Hector Zazou「Les Nouvelles Polyphonies Corses」

コルシカ合唱

このアルバムの仕掛け人、エクトル・ザズーはアルジェリア生まれのフランス人です。60年代から活動を始め、アヴァンギャルドなロック・ユニットZNRや、クラムド・ディスクからいくつかのソロ・アルバムを発表してきました。
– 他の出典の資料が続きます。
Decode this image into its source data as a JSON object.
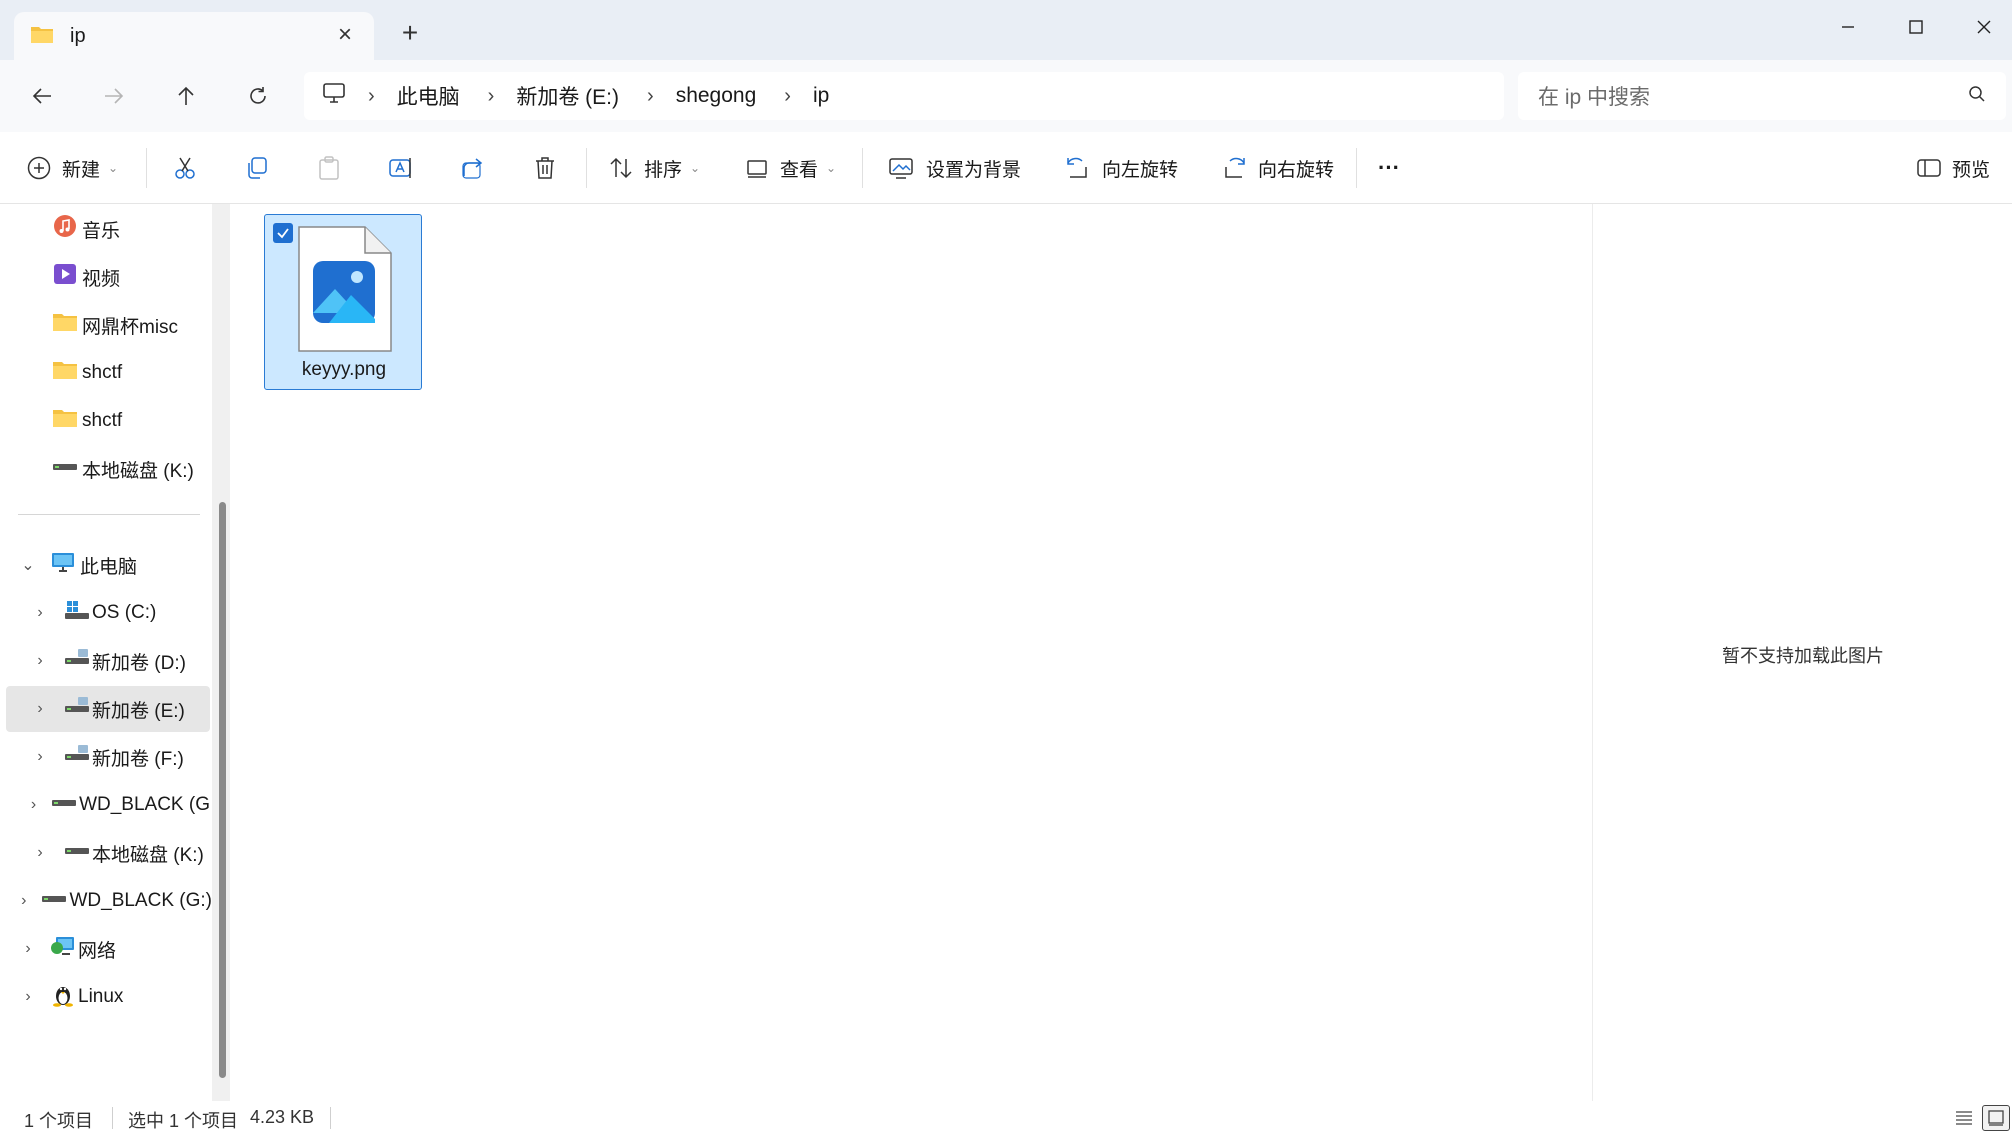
{
  "tab": {
    "title": "ip",
    "close_label": "×",
    "new_tab_label": "+"
  },
  "address": {
    "crumbs": [
      "此电脑",
      "新加卷 (E:)",
      "shegong",
      "ip"
    ],
    "separator": "›"
  },
  "search": {
    "placeholder": "在 ip 中搜索"
  },
  "toolbar": {
    "new_label": "新建",
    "sort_label": "排序",
    "view_label": "查看",
    "set_background_label": "设置为背景",
    "rotate_left_label": "向左旋转",
    "rotate_right_label": "向右旋转",
    "more_label": "···",
    "preview_label": "预览"
  },
  "sidebar": {
    "quick_access": [
      {
        "label": "音乐",
        "icon": "music-icon",
        "pinned": true
      },
      {
        "label": "视频",
        "icon": "video-icon",
        "pinned": true
      },
      {
        "label": "网鼎杯misc",
        "icon": "folder-icon",
        "pinned": true
      },
      {
        "label": "shctf",
        "icon": "folder-icon",
        "pinned": true
      },
      {
        "label": "shctf",
        "icon": "folder-icon",
        "pinned": true
      },
      {
        "label": "本地磁盘 (K:)",
        "icon": "drive-icon",
        "pinned": true
      }
    ],
    "this_pc": {
      "label": "此电脑",
      "icon": "monitor-icon",
      "expanded": true
    },
    "drives": [
      {
        "label": "OS (C:)",
        "icon": "os-drive-icon"
      },
      {
        "label": "新加卷 (D:)",
        "icon": "drive-icon"
      },
      {
        "label": "新加卷 (E:)",
        "icon": "drive-icon",
        "selected": true
      },
      {
        "label": "新加卷 (F:)",
        "icon": "drive-icon"
      },
      {
        "label": "WD_BLACK (G",
        "icon": "drive-icon"
      },
      {
        "label": "本地磁盘 (K:)",
        "icon": "drive-icon"
      }
    ],
    "root_items": [
      {
        "label": "WD_BLACK (G:)",
        "icon": "drive-icon"
      },
      {
        "label": "网络",
        "icon": "network-icon"
      },
      {
        "label": "Linux",
        "icon": "linux-icon"
      }
    ]
  },
  "files": [
    {
      "name": "keyyy.png",
      "icon": "image-file-icon",
      "selected": true
    }
  ],
  "preview": {
    "message": "暂不支持加载此图片"
  },
  "status": {
    "item_count": "1 个项目",
    "selected": "选中 1 个项目",
    "size": "4.23 KB"
  },
  "colors": {
    "accent": "#1f6fd0",
    "selection_bg": "#cce8ff",
    "titlebar_bg": "#e9eef5",
    "folder": "#f5c242"
  }
}
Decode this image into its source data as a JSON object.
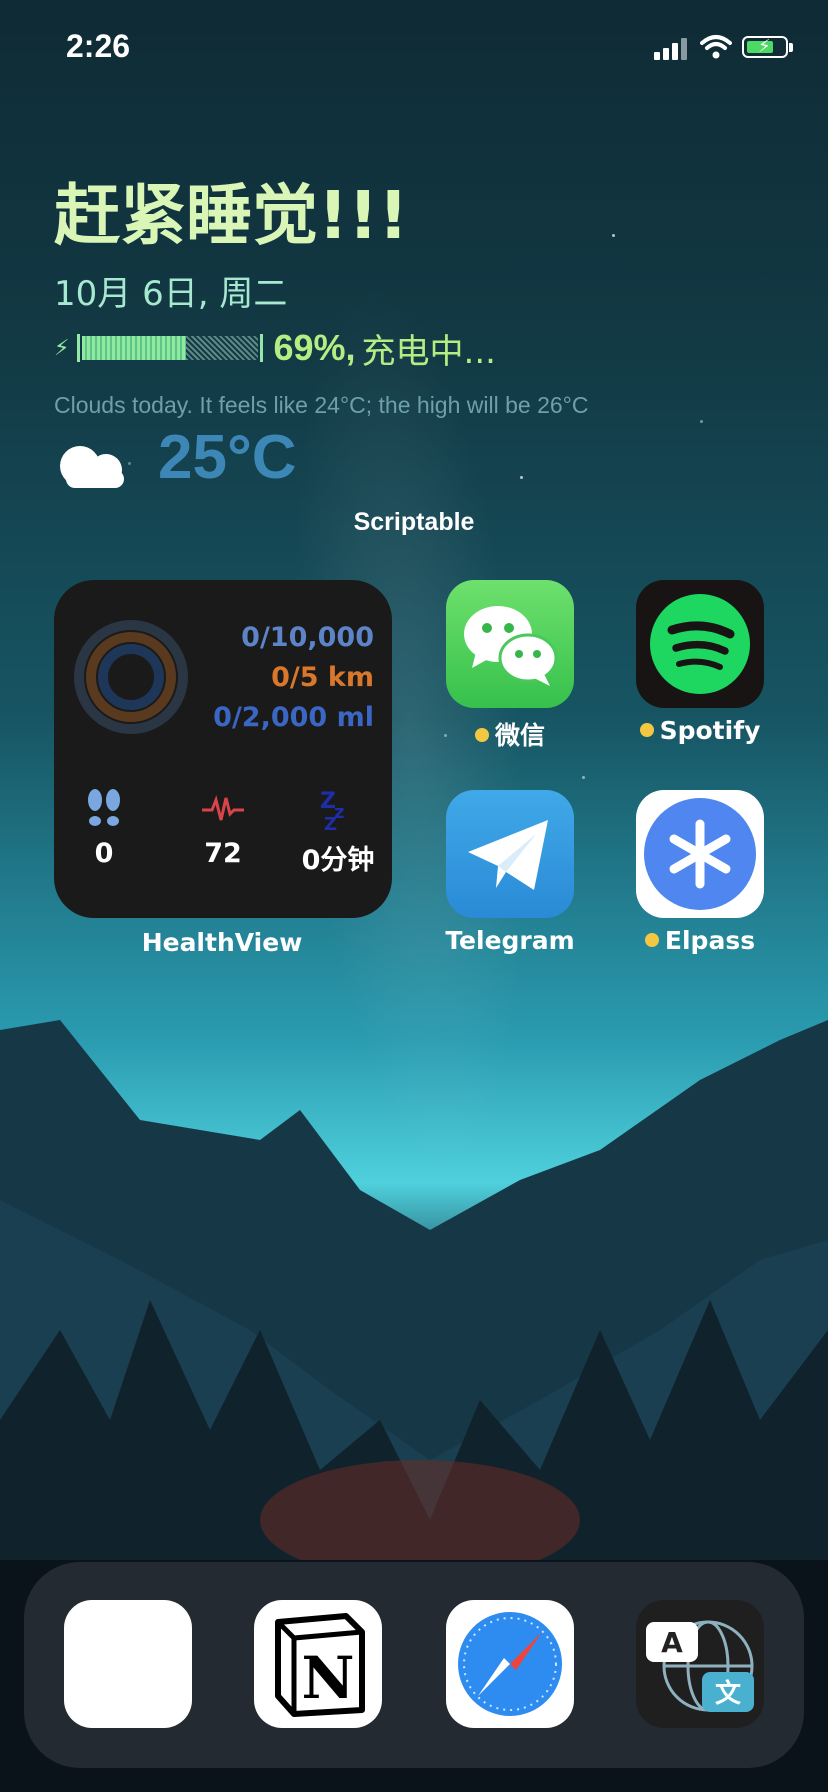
{
  "status_bar": {
    "time": "2:26"
  },
  "scriptable_widget": {
    "title": "赶紧睡觉!!!",
    "date": "10月 6日, 周二",
    "battery_level": 0.69,
    "battery_percent": "69%,",
    "battery_status": "充电中...",
    "weather_summary": "Clouds today. It feels like 24°C; the high will be 26°C",
    "temperature": "25°C",
    "widget_label": "Scriptable"
  },
  "health_widget": {
    "steps_goal": "0/10,000",
    "distance_goal": "0/5 km",
    "water_goal": "0/2,000 ml",
    "steps": "0",
    "heart_rate": "72",
    "sleep": "0分钟",
    "label": "HealthView"
  },
  "apps": [
    {
      "label": "微信",
      "icon": "wechat-icon",
      "new": true
    },
    {
      "label": "Spotify",
      "icon": "spotify-icon",
      "new": true
    },
    {
      "label": "Telegram",
      "icon": "telegram-icon",
      "new": false
    },
    {
      "label": "Elpass",
      "icon": "elpass-icon",
      "new": true
    }
  ],
  "dock": [
    {
      "icon": "voice-memos-app-icon"
    },
    {
      "icon": "notion-icon"
    },
    {
      "icon": "safari-icon"
    },
    {
      "icon": "translate-icon"
    }
  ],
  "colors": {
    "accent_green": "#b4ee83",
    "title": "#d9f6b7",
    "badge_dot": "#f4c742"
  }
}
ザズーは90年代に入って、民族音楽を素材としたプロジェクト的な作品を数枚リリースしています。今回とりあげたのは、その第一弾であり、代表作でもある作品。コルシカ島の合唱音楽が素材となっています。地声による分厚い響きを持った合唱は、ずっしりと大地に根を張っているかのような重量感を感じさせるもの。そこにザズーは自身によるエレクトロニクスをはじめ、何人かのミュージシャンの演奏を加えていきます。アンビエントなエレクトロニクスによって重量感のあるコーラスが包まれ、まるで巨大な岩石が宙に浮いているような印象。秘教的な色彩も加わりました。そこにサックスなどがアンサンブルに絡んでいくのですが、とりわけこの手のアンビエンスなサウンドとの相性が良い坂本龍一の透明な響きのピアノと、ジョン・ハッセルの霧のような音色のトランペットがやはり好演です。